Item #6012B Zwey Bücher … von der Pestilentz und ihren Zufällen. or Theophrastus Bombastus von Hohenheim PARACELSUS.
Zwey Bücher … von der Pestilentz und ihren Zufällen.
Zwey Bücher … von der Pestilentz und ihren Zufällen.
First Edition of the First Treatise on the Plague by Paracelsus,
“The Luther of Medicine”
Strasbourg: Paul Messerschmidt, 1564.

Zwey Bücher … von der Pestilentz und ihren Zufällen.

8vo. (112) ff, pages [2] and [110-112] are blank. Bound in modern paneled calf, with gilt-stamped fleurons on front and back covers, raised bands. Generally good.

The first edition of this plague treatise by Paracelsus (Theophrastus Bombastus von Hohenheim, 1493-1541), the “Luther of Medicine” and one of the key figures in the history of medicine. Written originally in Nördlingen in 1529-1530, it remained unpublished during Paracelsus’ lifetime and subsequently taken up and edited for publication by the Paracelsian scholar Adam von Bodenstein (1528-1577). The latter dedicated it to Johann Rudolph Stör von Störenberg, Abbot of Murbach and Luders. In addition to the study on pestilence, the text includes two short works by Paracelsus: “Vom Preservatiff durch den Schwebel” and “Von der Mummia.”

In the primary tract, Paracelsus for the first time presents his complex theory on the origins of the plague which he believed were the result of astrological and corporeal events set in motion by human sins. “This anthropocentric view of an individual disease is in harmony with Paracelsus’ whole philosophy and indeed with Renaissance philosophy in general” [Pagel, p. 179]. Paracelsus also postulates the importance of the principle of sulphur (the corresponding agent of the planet Mars) in pestilence’s causation. He believed that sulphur, hidden in three minerals—antimony, arsenic, and marcasite—affected three corresponding organs: the groin, the axillae, and the ears.

The chapters on causation are followed by sections on remedies. The doctor must cure the agent causing the disease rather than the symptoms of the disease, Paracelsus writes. Humoral pathology and its insistence on diet is of no use. “Paracelsus’ plague remedies include sulphur (spirit of vitriol, sulphur sublimate) and metals, also—for external treatment of boils—toads and decoctions of beetles (designed to remove the evil of magnetic attraction), but herbs and drugs as prescribed by Ficino and Agrippa are greatly amplified and still appear in a prominent place” [Pagel, pp. 180-181, n. 151].
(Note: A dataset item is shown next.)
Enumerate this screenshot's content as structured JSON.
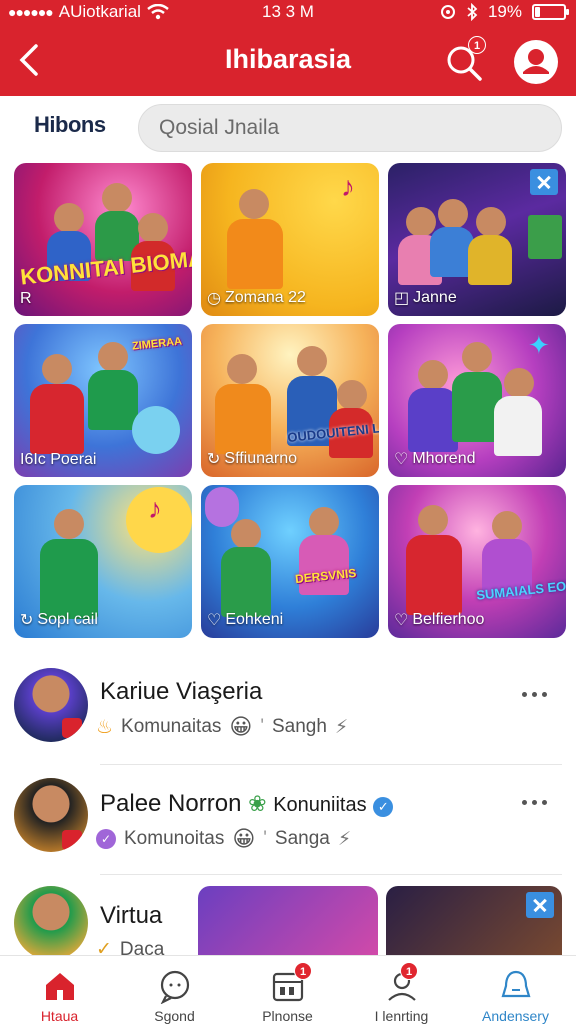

The editor of this volume, Adam von Bodenstein was one of the key figures in the revival of Paracelsian ideas in the German lands in the middle of the sixteenth century. A son of a radical reformer, he believed in transmutation of metals into gold and played a key role in the publication of over 80 works by Paracelsus. For his Paracelsianism, he was excluded from the faculty and council of Basel University.

OCLC records US copies at NYAM, NLM, Wash. U and  UMn.

*Karl Sudhoff, Bibliographia Paracelsica (Berlin, 1894), 60; Walter Pagel, Paracelsus: An Introduction to Philosophical Medicine in the Era of the Renaissance (Boston, 1982, 2nd, revised edition); Georgiana D. Hedesan, “Alchemy, Potency, Imagination Paracelsus’s Theories of Poison,” in John Arrizabalaga, Ole Peter Grell, Andrew Cunningham, eds., It All Depends on the Dose: Poisons and Medicines in European History. The History of Medicine in Context Series (New York, 2018), pp. 81-102; Peter J. Forshaw, “‘Paradoxes, Absurdities, and Madness:’ Conflict over Alchemy, Magic and Medicine in the Works of Andreas Libavius and Heinrich Khunrath,” Early Science and Medicine, vol. 13, no. 1 (2008), pp. 53-81.